Нововведенная двубортная шинель, распахнутая так, что виден был парадный белый мундир – полукафтан с золочеными пуговицами… Кривая драгунская сабля, придерживаемая правой рукой в лайковой перчатке… Венчающий голову башлык из верблюжьей шерсти, концы которого замотаны вокруг шеи… И, главное, пронзительный взгляд карих, но по-звериному рыжеватых глаз под космами смоляных волос, налипших на лоб… Из-за всего этого лейб-гвардии поручик Соколовский производил впечатление этакого буревестника, залетевшего на бастион по воле ветра, – неукротим, невозмутим и непредсказуем.

– Что, разве тут не довольно войск? – опять спросил он поэтическим слогом как бы сам себя, но так, чтобы его услышали и в колонне 1-го батальона Тобольского полка, изнывающего в резерве.

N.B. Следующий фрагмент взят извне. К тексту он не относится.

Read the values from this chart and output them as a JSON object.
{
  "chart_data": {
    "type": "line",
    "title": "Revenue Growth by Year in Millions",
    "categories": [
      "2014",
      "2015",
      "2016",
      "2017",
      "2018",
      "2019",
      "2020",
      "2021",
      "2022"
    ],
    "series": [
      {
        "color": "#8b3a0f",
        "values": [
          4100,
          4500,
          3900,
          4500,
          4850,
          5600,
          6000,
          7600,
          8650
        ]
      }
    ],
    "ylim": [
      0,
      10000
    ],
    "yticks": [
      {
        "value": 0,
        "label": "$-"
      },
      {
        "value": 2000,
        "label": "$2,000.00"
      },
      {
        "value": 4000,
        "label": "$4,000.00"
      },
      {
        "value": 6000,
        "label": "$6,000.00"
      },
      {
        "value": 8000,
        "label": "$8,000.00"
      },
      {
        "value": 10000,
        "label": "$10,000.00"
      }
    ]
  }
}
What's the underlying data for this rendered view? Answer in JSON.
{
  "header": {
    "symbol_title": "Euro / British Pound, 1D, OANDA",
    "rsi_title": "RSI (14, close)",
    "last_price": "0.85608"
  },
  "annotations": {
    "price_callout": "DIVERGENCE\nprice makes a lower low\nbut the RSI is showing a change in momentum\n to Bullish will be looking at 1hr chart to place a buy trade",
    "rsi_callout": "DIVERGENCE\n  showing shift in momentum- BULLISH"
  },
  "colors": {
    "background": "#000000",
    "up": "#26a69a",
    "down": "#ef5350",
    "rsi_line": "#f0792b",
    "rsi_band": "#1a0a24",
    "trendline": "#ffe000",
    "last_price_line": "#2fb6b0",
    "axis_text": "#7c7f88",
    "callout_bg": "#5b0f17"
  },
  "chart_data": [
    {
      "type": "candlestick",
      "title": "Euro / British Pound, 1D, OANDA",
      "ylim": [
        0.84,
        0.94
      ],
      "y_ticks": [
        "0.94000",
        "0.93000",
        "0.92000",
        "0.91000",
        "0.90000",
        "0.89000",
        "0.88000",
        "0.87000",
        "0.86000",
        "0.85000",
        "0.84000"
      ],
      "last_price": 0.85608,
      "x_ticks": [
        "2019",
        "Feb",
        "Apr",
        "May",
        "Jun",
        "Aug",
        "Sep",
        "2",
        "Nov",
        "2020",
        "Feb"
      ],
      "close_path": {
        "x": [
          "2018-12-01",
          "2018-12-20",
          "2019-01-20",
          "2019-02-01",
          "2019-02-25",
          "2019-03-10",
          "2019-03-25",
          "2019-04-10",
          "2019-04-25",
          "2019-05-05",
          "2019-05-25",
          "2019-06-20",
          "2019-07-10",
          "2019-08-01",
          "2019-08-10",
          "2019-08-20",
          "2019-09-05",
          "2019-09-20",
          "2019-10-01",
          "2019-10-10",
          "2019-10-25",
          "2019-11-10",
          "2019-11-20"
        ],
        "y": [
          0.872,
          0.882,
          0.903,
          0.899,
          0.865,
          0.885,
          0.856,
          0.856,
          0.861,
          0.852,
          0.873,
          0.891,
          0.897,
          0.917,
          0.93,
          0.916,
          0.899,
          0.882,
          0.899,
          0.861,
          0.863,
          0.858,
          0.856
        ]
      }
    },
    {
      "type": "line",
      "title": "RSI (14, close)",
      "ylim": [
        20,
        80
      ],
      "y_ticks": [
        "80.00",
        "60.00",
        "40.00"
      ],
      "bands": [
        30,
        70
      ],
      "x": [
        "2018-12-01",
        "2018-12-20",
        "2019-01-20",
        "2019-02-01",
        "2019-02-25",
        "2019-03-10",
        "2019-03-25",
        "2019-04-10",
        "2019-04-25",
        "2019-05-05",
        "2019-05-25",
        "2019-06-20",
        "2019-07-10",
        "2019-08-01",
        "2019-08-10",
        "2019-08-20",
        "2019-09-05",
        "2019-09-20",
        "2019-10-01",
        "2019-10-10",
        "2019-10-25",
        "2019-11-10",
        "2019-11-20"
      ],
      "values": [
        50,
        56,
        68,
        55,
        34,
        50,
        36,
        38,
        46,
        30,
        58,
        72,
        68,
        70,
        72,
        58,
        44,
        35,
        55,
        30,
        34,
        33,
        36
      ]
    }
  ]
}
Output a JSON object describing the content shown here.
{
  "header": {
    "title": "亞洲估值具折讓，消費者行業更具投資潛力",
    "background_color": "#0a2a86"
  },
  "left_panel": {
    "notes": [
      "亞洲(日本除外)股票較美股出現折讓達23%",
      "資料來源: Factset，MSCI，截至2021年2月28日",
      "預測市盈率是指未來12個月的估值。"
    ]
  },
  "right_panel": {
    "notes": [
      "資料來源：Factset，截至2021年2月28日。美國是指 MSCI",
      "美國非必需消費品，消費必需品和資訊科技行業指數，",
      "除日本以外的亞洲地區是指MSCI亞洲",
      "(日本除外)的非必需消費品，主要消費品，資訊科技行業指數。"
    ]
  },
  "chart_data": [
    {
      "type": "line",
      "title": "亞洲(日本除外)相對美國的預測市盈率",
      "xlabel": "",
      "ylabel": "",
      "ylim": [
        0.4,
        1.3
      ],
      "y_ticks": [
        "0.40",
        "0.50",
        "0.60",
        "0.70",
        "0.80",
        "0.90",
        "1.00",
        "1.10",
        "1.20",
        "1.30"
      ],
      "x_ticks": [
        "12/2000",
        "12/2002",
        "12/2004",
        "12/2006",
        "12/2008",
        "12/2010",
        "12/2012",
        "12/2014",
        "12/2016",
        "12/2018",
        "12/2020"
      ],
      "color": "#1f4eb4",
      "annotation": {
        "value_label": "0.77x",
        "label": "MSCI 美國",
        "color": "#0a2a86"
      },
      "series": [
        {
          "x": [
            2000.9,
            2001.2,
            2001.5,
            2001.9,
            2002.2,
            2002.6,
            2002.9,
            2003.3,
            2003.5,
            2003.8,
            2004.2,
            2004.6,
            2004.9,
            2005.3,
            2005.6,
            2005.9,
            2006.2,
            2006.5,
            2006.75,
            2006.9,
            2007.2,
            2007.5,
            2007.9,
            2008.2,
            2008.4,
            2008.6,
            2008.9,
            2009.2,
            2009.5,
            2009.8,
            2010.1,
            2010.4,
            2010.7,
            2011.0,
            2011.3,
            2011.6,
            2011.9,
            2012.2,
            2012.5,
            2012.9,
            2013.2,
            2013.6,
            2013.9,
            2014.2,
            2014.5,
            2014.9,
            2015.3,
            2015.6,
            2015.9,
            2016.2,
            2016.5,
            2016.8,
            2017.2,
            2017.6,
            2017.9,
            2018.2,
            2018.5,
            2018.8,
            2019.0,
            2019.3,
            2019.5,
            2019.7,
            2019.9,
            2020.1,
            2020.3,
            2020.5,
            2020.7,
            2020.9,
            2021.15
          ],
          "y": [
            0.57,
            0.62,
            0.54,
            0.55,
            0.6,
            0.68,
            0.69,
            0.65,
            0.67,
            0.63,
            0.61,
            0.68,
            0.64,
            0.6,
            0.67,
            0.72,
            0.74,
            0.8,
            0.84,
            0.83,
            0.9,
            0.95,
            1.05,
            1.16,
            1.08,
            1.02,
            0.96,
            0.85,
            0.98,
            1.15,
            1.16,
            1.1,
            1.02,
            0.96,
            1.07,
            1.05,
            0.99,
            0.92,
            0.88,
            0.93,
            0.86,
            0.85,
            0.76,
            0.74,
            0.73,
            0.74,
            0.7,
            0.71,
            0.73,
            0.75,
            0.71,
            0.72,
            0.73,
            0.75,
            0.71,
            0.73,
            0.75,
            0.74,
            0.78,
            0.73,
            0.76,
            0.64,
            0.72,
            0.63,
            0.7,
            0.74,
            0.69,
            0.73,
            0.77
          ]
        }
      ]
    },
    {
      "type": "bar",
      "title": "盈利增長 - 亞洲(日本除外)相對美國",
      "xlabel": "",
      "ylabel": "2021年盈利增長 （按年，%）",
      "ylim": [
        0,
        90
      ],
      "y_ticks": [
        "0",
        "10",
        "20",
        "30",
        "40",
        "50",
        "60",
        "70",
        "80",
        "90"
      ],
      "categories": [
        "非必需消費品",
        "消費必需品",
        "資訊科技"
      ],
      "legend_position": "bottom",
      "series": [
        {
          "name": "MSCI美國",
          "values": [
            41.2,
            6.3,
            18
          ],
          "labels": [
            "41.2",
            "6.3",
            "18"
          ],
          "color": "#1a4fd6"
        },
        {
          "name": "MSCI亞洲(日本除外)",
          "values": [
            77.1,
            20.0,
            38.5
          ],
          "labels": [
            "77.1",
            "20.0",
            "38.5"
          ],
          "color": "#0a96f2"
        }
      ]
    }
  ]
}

Разбрызгивая лужи быстрым шагом, Виктор проследовал к редуту, оставив за собой шлейф волнения и предчувствий, а по колонне и впрямь прошел ропот возбуждения: кто-то принялся усердно затягивать наплечные ремни подсумков, кто-то – подстегивать полы шинели для бега на «ура!», кто-то ограничился радостной толкотней локтями в бока соседей.

Унтера засуетились, призывая солдат к порядку, пока не выровнялись штыки над серыми суконными бескозырками.

Обер-офицеры сбились в маленький кружок, жадный до новостей, и, хоть новостей пока не было, мнений и суждений о ближайшем будущем стало хоть отбавляй. Обсудить было что.

На бастион поручик явился с поручением от командира второй дистанции генерал-майора Шварца, но можно было подумать, что по своей воле и по меньшей мере с инспекцией.

– Генерал-майор просил по возможности выбить неприятеля из ложементов, – с ходу озвучил он поручение командира дистанции и, срывая перчатки, тут же добавил от себя: – И мне кажется, такая возможность налицо. Француз еще не укрепился. В резерве без малого полк…

Чтобы убедиться в этом, он вскочил на земляную ступеньку, по пояс возвысившись над бруствером, уперся кулаками в мешки с землей и зорко осмотрелся… совершенно игнорируя вгрызающиеся в гласис редута ядра.

Отпрянул, только когда, выбросив фонтан бурой земли, граната лопнула совсем подле и пороховой дым затянул панораму.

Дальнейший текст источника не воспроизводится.